Berdasarkan data dari sejumlah media, angka ini berbeda-beda, sekitar 1.5 juta orang Indonesia bekerja di Timur Tengah; bekerja berbagai bidang, terutama pembantu Rumah Tangga, Pekerja Bangunan, atau pun 'non keahlian' lainnya.
Data 2015 menunjukkan bahwa 2014, negara paling besar menampung TKI adalah (i) Arab Saudi dengan jumlah TKI 1,01 juta orang, (ii) Uni Emirat Arab sebesar 114.000 orang, (iii) Yordania 48.000 orang, (iv) Oman 33.000 orang, (v) Qatar 28.000 orang, (vi) Kuwait, Bahrain, Sudan, Mesir, Libanon, dan negara lainnya. [Note: Cukup aneh, ada TKI/W yang bekerja di Sudan; padahal salah satu negara termiskin di Dunia dan pertumbuhan ekonomi sangat rendah].
Dari lebih sejuta TKI/W di Arab Saudi tersebut, menurut KBRI di Arab Saudi dan BNP2PTKI, minimal ada 2500 orang adalah TKI yang dinyatakan ilegal.
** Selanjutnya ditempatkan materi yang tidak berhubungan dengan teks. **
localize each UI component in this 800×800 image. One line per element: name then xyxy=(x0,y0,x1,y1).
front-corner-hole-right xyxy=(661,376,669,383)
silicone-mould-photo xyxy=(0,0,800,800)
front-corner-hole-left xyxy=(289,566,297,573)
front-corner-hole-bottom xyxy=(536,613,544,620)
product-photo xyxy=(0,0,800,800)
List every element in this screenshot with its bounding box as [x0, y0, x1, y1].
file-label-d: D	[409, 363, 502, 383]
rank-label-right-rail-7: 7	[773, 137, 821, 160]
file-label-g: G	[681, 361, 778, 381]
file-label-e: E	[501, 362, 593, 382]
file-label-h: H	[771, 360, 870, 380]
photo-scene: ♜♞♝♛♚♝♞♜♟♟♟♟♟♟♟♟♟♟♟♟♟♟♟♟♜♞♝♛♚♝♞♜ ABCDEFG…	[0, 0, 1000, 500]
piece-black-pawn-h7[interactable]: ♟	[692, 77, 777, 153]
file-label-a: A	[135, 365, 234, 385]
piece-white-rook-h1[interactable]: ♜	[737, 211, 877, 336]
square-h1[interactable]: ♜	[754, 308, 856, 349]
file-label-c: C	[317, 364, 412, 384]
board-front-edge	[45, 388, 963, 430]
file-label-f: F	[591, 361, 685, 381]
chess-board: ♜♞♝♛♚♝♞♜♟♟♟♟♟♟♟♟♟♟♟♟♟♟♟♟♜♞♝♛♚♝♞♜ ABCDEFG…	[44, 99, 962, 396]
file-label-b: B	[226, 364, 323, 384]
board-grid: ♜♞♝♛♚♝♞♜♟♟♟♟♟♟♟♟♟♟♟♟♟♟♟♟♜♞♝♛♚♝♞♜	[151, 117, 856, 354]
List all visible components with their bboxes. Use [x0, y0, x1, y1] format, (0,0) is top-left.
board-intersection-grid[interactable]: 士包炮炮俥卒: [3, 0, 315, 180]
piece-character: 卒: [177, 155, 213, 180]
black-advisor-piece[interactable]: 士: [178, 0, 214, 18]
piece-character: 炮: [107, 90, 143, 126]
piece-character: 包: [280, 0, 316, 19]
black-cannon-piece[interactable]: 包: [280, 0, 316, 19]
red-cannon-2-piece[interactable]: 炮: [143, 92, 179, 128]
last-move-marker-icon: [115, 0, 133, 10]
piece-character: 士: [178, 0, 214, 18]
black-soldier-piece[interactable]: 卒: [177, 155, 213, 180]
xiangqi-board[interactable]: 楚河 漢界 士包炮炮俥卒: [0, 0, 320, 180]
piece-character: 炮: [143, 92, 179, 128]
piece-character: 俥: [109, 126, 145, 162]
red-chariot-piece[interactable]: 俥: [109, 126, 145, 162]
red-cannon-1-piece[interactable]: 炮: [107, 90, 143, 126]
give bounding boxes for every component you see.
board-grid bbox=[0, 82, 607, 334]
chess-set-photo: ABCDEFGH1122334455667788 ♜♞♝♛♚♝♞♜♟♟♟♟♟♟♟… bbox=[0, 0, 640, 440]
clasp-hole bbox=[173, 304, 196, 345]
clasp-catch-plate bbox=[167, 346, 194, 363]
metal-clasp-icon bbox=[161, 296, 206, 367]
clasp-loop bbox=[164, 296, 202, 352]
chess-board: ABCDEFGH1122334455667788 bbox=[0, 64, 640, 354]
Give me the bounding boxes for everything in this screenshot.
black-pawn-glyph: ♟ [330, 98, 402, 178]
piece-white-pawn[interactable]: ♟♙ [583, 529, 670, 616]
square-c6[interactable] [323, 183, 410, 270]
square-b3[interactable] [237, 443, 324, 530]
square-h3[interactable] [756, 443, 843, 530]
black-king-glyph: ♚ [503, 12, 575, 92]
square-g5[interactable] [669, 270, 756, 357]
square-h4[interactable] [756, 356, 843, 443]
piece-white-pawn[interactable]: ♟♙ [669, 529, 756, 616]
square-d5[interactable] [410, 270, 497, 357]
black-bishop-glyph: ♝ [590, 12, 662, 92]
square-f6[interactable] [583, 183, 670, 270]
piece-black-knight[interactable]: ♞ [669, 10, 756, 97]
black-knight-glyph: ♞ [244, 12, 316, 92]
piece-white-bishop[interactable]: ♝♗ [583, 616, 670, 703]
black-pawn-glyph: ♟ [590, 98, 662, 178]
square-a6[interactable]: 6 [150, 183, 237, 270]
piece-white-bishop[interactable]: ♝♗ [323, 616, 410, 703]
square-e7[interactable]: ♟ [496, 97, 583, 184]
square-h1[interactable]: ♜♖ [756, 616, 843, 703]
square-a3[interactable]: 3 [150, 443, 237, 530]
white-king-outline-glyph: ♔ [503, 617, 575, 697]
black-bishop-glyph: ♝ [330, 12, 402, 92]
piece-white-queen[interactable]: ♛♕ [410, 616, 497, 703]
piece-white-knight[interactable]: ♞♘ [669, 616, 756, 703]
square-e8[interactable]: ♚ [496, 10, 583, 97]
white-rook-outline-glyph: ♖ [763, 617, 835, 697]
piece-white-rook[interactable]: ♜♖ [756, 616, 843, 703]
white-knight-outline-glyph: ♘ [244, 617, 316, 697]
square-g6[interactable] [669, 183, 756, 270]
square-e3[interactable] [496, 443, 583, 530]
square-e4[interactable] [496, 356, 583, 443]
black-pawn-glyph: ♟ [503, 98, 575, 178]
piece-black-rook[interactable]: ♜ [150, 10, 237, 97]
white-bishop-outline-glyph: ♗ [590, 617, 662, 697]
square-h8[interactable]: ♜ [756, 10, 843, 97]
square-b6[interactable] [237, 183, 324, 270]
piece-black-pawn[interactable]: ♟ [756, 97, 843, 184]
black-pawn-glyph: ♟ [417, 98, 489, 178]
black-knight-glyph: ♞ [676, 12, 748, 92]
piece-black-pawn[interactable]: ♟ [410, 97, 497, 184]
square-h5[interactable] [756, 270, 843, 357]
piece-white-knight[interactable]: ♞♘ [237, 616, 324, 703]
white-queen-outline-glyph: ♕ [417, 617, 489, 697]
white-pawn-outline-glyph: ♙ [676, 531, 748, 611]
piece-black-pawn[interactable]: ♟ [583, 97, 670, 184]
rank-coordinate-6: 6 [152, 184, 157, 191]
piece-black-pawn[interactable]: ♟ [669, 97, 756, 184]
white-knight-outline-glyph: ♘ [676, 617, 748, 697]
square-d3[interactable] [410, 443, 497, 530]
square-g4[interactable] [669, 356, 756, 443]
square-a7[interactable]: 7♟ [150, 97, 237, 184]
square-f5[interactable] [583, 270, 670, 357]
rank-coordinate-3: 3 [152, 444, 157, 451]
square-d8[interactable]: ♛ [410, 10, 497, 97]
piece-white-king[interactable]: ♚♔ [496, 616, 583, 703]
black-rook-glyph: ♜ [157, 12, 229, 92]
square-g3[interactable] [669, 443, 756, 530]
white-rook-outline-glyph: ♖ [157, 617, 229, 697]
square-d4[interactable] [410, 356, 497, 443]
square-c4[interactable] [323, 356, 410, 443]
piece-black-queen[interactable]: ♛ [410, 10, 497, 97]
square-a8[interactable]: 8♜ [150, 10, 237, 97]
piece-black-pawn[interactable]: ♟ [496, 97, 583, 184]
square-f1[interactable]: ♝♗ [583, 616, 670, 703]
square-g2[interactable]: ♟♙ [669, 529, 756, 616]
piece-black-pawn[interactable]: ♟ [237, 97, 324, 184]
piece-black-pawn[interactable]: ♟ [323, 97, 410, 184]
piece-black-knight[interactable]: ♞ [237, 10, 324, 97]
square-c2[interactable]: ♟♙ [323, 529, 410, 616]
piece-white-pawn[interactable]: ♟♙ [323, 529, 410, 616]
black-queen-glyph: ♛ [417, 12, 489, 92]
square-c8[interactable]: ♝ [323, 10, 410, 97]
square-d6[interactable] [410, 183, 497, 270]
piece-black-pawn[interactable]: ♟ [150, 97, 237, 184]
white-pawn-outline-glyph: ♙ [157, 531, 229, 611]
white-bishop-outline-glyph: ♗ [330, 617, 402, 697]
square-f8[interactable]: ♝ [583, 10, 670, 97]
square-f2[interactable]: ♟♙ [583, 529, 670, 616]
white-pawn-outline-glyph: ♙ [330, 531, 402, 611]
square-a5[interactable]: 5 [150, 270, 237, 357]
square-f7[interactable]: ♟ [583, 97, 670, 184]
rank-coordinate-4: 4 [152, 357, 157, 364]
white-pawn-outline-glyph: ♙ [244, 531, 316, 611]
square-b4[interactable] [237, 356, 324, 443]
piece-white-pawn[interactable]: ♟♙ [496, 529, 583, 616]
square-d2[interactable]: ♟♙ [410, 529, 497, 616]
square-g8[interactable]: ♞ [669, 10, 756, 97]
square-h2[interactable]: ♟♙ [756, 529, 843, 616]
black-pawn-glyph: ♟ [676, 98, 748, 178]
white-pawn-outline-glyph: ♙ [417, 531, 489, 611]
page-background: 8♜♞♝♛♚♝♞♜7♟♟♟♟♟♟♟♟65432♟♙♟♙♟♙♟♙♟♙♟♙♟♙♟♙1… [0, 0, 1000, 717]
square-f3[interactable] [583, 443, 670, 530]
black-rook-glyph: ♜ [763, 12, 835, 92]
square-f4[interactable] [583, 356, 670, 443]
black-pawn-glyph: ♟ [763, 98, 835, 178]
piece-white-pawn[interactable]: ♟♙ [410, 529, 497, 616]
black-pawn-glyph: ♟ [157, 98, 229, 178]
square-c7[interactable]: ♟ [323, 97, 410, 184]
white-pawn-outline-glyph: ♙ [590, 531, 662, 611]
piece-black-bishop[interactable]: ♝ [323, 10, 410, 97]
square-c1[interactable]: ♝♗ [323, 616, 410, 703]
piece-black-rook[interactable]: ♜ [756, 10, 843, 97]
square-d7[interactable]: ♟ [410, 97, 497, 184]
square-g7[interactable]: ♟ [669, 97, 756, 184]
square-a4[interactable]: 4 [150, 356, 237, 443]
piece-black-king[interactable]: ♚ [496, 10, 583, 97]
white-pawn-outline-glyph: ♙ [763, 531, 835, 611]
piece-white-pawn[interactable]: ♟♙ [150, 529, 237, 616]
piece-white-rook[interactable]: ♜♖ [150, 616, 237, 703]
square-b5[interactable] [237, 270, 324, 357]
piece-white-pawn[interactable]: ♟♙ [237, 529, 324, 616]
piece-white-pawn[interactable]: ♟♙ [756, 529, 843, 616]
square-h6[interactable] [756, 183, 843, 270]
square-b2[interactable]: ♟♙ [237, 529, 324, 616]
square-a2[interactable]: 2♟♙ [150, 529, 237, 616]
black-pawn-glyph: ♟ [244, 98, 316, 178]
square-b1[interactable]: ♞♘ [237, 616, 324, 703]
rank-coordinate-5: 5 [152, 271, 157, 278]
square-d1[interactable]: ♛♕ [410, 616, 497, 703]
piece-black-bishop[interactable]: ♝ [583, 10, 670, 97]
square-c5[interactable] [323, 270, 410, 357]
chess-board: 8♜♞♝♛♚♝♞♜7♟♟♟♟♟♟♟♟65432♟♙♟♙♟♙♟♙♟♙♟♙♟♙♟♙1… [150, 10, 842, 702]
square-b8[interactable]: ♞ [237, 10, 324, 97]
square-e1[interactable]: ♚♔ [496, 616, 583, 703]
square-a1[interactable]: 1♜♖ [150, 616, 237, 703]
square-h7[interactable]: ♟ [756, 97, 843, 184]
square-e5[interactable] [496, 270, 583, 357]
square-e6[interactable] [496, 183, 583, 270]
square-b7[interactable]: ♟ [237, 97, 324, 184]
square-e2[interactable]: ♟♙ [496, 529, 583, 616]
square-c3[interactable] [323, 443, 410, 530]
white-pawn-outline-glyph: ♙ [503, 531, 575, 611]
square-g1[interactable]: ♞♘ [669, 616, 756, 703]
Dalam artian, mereka bekerja di sana tanpa melalui proses perizinan.
Modus yang mereka gunakan adalah visa ziarah; dan sengaja tidak pulang ke Indonesia. Mereka bekerja selama 90 hari, sambil mencoba peruntungan mendapat izin, melalui calo. Jika berhasil dapat izin tinggak, maka para 'pendatang ilegal' tersebut bisa bekerja selama 5-10 tahun.
Penyebab TKW Mengalami Penyiksaan
Sudah bukan rahasia bahwa sebagian besar TKI, utamanya TKW, yang bekerja di LN pada sektor informal, tanpa persiapan khusus atau pun, ketrampilan dasar yang memadai; misalnya, menggunakan alat-alat elekronik rumah tangga, juga menguasai bahasa.
Di samping itu, mereka terikat kontrak pada agen; dan agen itulah yang 'menentukan' kerja di mana dan dengan siapa; juga harus membayar  jasa agen yang jumlahnya cukup besar.
Pada konteks itu, TKW menjadi tidak berdaya; sehingga adakalanya tidak bisa berbuat banyak, jika mengalami kendala di tempat kerja, misalnya kerja melebihi 12 jam sehari, gaji yang dipotong, dan lain sebagainya.
Menimnya ketrampilan (dan juga bahasa) tersebut, merupakan salah satu faktor penyebab terjadi 'penyiksaan' terhadap TKW.
Selain itu, berbagai sumber menyatakan alasan-alasan TKWI mengalami penyiksaan antara lain, (i) hasil kerja yang kurang memuaskan majikan, (ii) kendala bahasa, (iii) majikan memaksa atau memerinta bekerja di waktu pekerja beristirahat, (iv) godaan dan penolakan ajakan ML, (v) melawan ketika terjadi pelecehan seksual, (vi) majikan membuat pembatasan-pembatasan sehingga pekerja tidak bisa bersosialiasi, menghubungi keluarga, dan juga ibadah.